Gymnasien von Schließung bedroht?

Landkreis (jcp). Der Ortsverband Stadthagen des Philologenverbandes Niedersachsen schlägt Alarm: Alle Gymnasien des Landes seien von der Schließung bedroht, wenn die Forderungen von SPD und Grünen nach einer für alle Schüler verpflichtenden Einheitsschule Wirklichkeit werden sollten.

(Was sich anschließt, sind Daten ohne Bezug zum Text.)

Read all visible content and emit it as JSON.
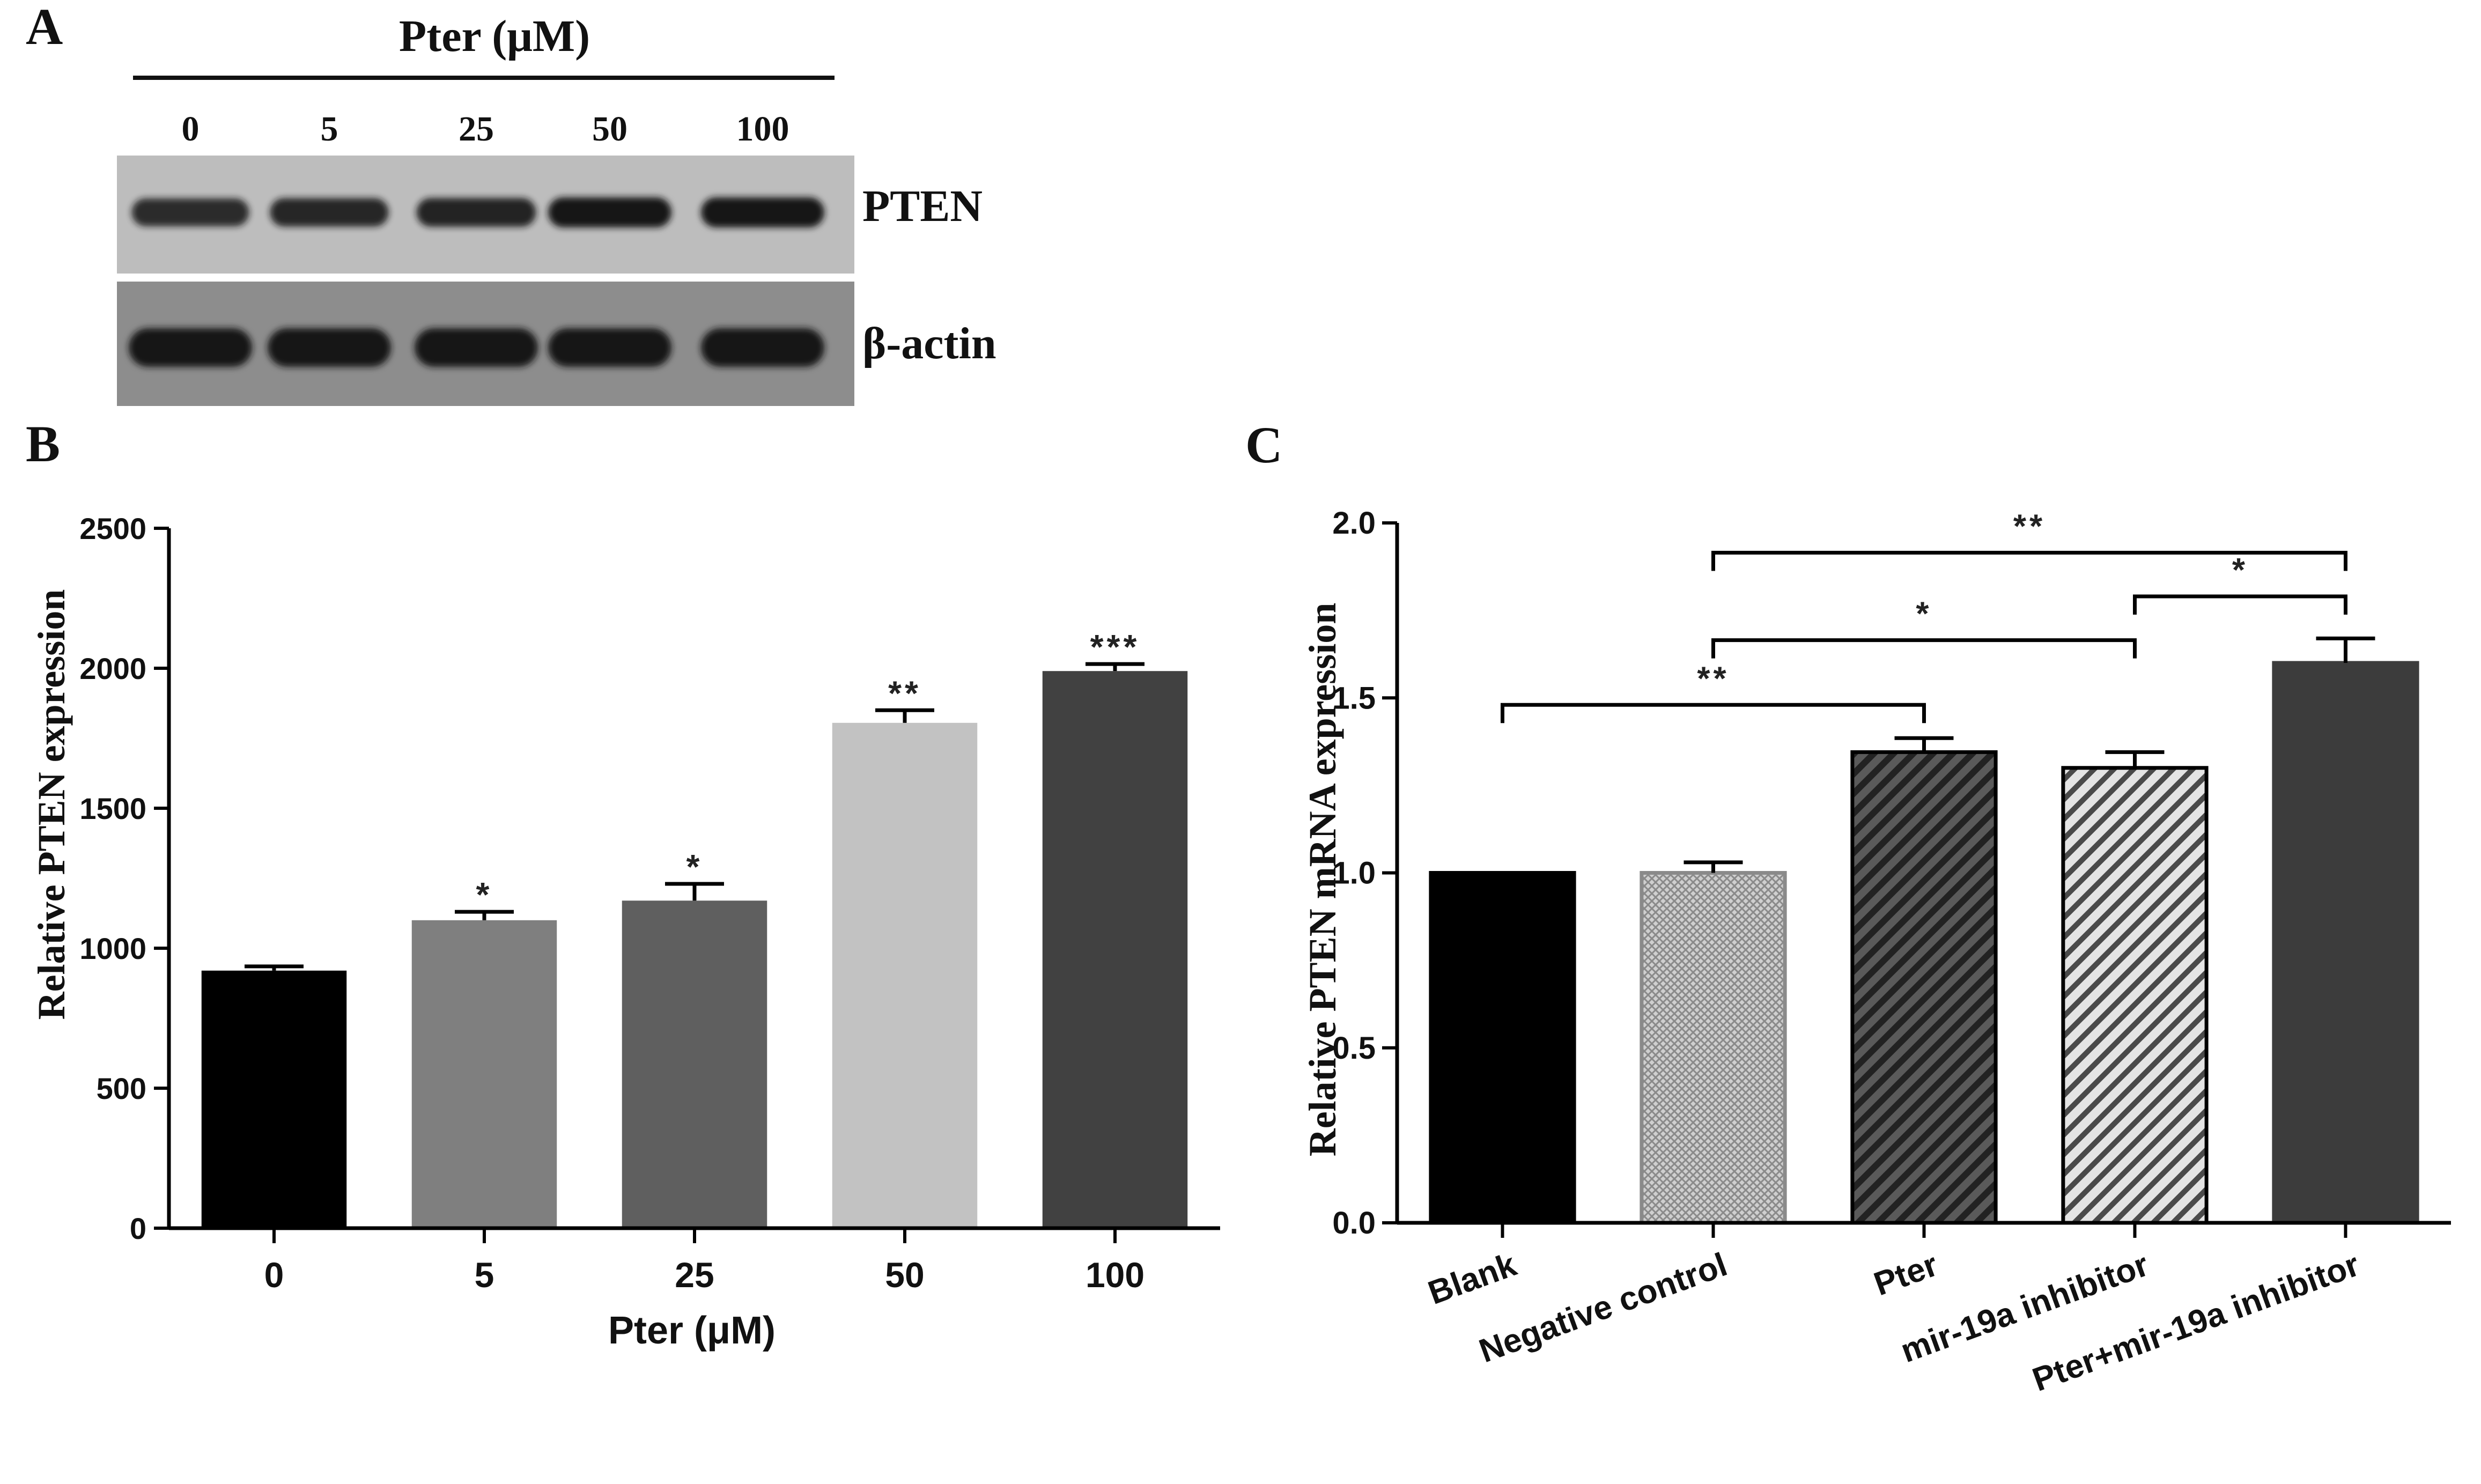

veröffentlicht am 14.12.2007 um 00:00 Uhr

So stehe es schwarz auf weiß in den bildungspolitischen Programmen dieser Parteien, erklärten die Lehrkräfte Nele Marie Schwarz und Thomas Schmidt vom Wilhelm-Busch-Gymnasium und Karsten Speck vom Ratsgymnasium, die als Delegierte am diesjährigen Niedersächsischen Philologentag in Goslar teilgenommen haben. Tatsache sei, so die drei Lehrkräfte, dass bei den bisherigen Leistungsvergleichen in Deutschland das derzeitige gegliederte Schulwesen deutlich besser abgeschnitten habe als die Gesamtschulen. Auch hätten viele Gesamtschulländer wie die USA, Italien, Spanien und Norwegen beim PISA-Test schlechter abgeschnitten als Deutschland. Da die Eltern sich bei freier Wahl nicht für die Einheitsschule entschieden, solle diese nach dem Willen von Rot-Grün nun zwangsweise eingeführt werden. Schmidt, Schwarz und Speck warfen insbesondere der SPD vor, die Eltern und die Öffentlichkeit über ihr klar ausgesprochenes Ziel einer Zwangs-Einheitsschule für alle zu täuschen, weil sie um deren Unpopulariät wüssten. So sei in den "weichgespühlten" Wahlkampfbroschüren nur davon die Rede, dass man die Eltern überzeugen will und die neuen Einheitsschulen vorerst nur dort eingeführt werden sollen, wo Eltern dies wünschten. Dabei werde verschwiegen, dass dies nur für eine Übergangszeit gilt und die Überzeugungsarbeit in einer Kampagne mit "unseriösen pädagogischen Heilsversprechungen" bestehen soll. Weiterhin hieß es, dass die Mehrzahl der Politiker von SPD und Grünen ihre Kinder ohnehin auf Schulen des gegliederten Schulwesens oder auf Privatschulen schicken und um das Gesamtschulangebot einen Bogen machen. Es werde "öffentlich Wasser gepredigt und heimlich Wein getrunken".